February is the wink of a many-seasoned grandmother. Winter can feel, weaving darkness into most of our waking hours, day after cold dark day, as if it will not end. We are left to journey on the vitality of the thinnest thread of light. It is not easy holding the vision of seeing beyond the immediacy of our days, to nurturing the wisdom of hope in the quiet despair of Winter’s darkness.
It is in the days of February when our ancient grandmother, coming from the northern place of ancient ones, pulls aside the curtain that separates one season from the next to reveal the returning longer days of light.

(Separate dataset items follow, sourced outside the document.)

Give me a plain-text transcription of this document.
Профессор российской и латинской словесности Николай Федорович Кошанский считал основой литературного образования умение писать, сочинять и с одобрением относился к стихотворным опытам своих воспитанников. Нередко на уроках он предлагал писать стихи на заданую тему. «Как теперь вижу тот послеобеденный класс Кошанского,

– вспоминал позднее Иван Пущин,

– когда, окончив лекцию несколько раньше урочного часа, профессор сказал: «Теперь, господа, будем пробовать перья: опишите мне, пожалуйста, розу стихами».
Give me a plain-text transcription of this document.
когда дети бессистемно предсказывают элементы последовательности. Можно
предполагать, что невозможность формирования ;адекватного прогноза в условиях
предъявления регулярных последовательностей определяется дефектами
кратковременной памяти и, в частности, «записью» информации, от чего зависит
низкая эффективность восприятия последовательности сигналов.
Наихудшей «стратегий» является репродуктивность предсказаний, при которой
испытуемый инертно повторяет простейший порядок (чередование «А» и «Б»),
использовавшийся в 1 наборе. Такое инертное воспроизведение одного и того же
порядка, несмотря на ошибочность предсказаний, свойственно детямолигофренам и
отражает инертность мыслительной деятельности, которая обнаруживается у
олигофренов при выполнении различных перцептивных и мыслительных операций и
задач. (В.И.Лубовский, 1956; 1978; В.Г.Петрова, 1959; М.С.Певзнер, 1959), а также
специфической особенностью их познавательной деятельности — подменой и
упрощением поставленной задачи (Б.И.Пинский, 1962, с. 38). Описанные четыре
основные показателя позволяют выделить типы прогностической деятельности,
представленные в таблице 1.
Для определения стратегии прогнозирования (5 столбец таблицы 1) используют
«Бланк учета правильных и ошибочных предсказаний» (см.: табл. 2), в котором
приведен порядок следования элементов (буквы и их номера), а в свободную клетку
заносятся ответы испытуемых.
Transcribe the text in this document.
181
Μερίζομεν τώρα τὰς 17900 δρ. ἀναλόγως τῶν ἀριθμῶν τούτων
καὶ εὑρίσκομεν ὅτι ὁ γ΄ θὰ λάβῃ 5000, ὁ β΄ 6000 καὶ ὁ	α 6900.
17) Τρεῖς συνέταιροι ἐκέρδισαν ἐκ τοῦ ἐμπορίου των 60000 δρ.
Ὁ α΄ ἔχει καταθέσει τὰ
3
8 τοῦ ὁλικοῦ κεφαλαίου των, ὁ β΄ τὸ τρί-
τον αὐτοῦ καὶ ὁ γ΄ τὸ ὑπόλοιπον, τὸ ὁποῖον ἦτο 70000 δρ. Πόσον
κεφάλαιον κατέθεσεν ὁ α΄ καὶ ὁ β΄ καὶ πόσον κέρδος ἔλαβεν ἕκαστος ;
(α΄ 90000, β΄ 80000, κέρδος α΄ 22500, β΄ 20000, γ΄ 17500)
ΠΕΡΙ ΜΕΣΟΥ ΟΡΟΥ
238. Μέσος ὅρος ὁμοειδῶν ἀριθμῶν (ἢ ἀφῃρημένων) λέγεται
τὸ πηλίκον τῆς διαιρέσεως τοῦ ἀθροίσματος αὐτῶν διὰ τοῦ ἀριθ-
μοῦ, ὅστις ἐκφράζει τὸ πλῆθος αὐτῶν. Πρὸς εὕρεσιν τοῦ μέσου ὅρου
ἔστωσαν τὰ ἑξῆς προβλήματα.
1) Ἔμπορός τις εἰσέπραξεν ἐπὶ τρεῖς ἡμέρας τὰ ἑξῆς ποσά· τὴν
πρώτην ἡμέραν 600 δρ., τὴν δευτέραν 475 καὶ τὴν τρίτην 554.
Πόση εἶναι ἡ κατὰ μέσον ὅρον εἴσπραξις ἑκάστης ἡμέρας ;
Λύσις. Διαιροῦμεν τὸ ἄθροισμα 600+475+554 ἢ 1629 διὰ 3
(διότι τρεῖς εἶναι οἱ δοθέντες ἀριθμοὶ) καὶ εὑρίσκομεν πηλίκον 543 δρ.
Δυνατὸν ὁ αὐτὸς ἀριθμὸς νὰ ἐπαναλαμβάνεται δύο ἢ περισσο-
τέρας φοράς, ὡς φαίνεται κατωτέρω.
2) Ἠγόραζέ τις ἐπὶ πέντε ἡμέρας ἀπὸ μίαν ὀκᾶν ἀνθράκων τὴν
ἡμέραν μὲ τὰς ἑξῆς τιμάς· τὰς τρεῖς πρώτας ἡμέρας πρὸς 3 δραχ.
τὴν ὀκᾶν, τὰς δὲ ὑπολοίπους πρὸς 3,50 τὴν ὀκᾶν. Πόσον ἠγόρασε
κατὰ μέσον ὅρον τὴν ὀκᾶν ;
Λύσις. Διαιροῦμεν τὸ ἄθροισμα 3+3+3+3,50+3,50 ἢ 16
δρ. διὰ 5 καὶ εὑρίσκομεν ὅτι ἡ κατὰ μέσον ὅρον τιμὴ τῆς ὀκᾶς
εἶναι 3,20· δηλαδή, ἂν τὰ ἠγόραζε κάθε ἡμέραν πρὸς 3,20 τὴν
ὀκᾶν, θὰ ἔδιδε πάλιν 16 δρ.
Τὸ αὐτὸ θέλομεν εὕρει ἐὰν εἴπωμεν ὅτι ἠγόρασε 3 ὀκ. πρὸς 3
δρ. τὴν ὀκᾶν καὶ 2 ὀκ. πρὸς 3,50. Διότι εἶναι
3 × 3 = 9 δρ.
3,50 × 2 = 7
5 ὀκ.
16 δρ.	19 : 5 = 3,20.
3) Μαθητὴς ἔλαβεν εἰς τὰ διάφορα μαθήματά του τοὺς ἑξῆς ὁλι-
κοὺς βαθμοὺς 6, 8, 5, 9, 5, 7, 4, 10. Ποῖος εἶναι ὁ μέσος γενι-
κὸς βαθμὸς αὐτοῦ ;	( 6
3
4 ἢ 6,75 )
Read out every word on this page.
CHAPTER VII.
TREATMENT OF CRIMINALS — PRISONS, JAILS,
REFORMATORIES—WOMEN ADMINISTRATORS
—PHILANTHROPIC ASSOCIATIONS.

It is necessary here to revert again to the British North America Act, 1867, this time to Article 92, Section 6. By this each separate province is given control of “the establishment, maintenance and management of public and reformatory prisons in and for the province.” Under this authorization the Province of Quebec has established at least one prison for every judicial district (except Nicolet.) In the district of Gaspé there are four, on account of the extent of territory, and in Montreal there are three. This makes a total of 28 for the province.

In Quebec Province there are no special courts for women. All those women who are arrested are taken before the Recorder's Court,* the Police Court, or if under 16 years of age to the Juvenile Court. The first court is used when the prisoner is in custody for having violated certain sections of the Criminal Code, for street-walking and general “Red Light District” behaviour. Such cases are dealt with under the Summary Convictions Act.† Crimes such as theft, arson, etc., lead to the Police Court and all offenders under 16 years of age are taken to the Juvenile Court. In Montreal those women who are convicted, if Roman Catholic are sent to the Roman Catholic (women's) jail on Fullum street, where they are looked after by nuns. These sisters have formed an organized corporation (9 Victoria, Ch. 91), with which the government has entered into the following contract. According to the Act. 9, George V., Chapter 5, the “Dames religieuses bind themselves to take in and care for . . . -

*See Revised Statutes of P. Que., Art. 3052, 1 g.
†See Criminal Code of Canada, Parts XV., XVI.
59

There is still a winter chill in the early morning air, a frozen dew touching the earth, a gray cast to many of these days — but the dawn is coming earlier and the sun setting later each day. The geese fly overhead honking the announcement of their return; the frog leaps across the new green beginning to emerge from the earth; the salmon position for their Spring run.
The long days of light are indeed returning to us now. We can feel it, we can sense the Spring ahead. Our spirit brightens, our planning begins, our level of activity rises. The growing season is before us and there is a delight to the gathering of seeds, to creating the blueprint of the garden, to the promise of potential and possibility that comes with new growth.
A softening to the nature of Winter’s nature is arriving and gentler days of gladness greet us.